I've been busy?with more than just working this land (we have 400 bales in a field waiting to be "{wo}man" handled onto a trailer). It's all the questions and contemplating in my head that keeps me occupied.
Even tonight (middle of the night 'til morning), here I am writing because I can't seem to stop thinking long enough during the day to write anything at all.
Until it's time to sleep and I think, "I need to write so I can process all this thinking!"
So I've been doing mindless stuff. I peruse other blogs, read online news, check in with facebook, go swimming, mow the grass,?head to the?fields?with our John Deere tractor and hay rake, decorate the house.
Anything but write.
I have a split personality. One that can't imagine not writing, and the other that wonders why I write at all. Deep down I think I have?the disease of?commitment phobitis for things I'm passionate about doing. So I run for the hills.

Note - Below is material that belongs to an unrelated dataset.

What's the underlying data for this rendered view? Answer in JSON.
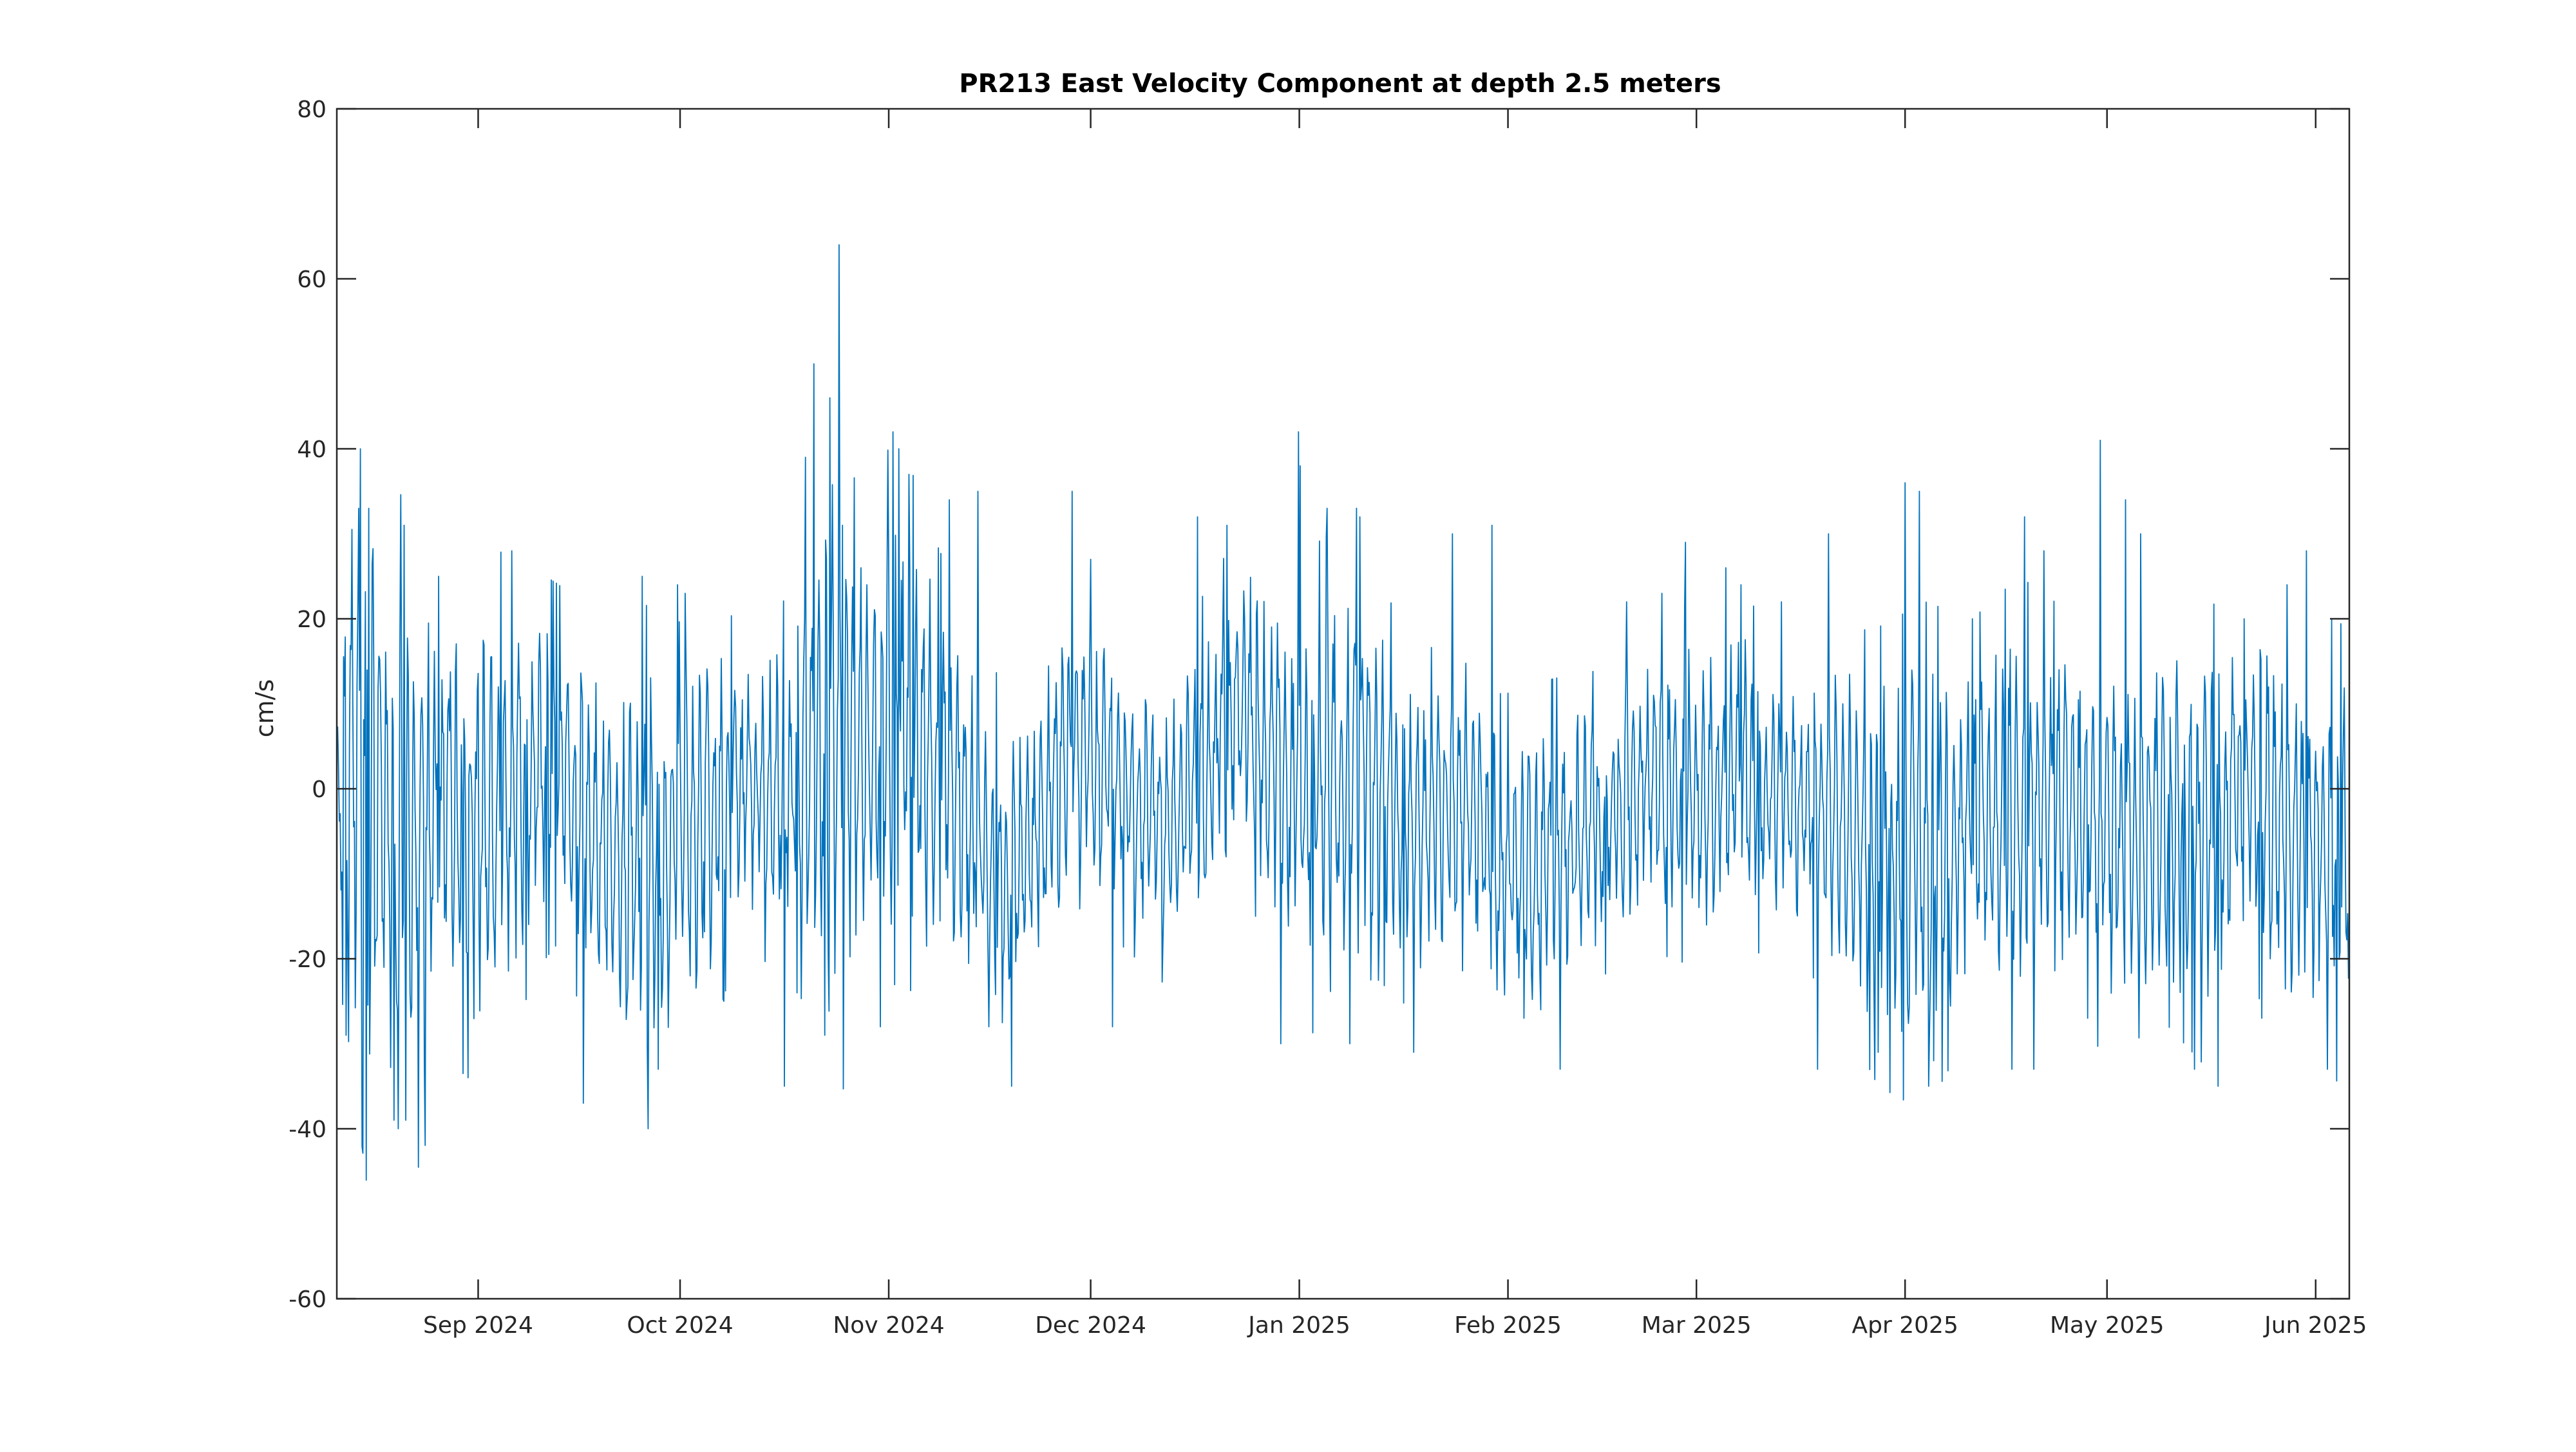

That is, until the hills take my breath away and I need to write about them.
But for now, I question why it's hard to be the Body? I mean really be the Body. And where am I in all that?
What is enough, anyway? When is it enough and, poof!, there's the answer?
Why?does it feel like I'm breathing?stagnant air with every sluggish letter I type? Is that?good discipline or uninspired?self-will to take action against my inaction?
I know this--I need to process and soon. That will mean writing. But I'm not ready, yet.
This where I should get all David-y and turn this "psalm" around.
The sun is up now. Daring me to be as bold and bright as?it's greeting this morning. Light is flooding the whole earth while I soak it in, my eyes like beacons to my heart.
"See that heart? All that glossy green waving at you as it sways with a shine from a cloudless sky? Feel that warm summer breeze making that beautiful orange butterfly dance over the flower? (Speaking of butterflies, there have been so many, I don't remember seeing this many before.) Oh and heart, the rainbow last weekend, 'memba that?"
God is revealing Himself, all the time. Even if I don't have enough even two words to rub together to?say it.
He never stops His Word. He is always writing and speaking.
So there is hope.
At Lisa Jo's....
Source: http://ifmeadowsspeak.blogspot.com/2012/07/when-words-are-frozen-thick-like-ice.html
bon iver joan of arc tony robbins abraham lincoln vampire hunter their eyes were watching god lara logan manu ginobili
No comments:
Post a Comment
Note: Only a member of this blog may post a comment.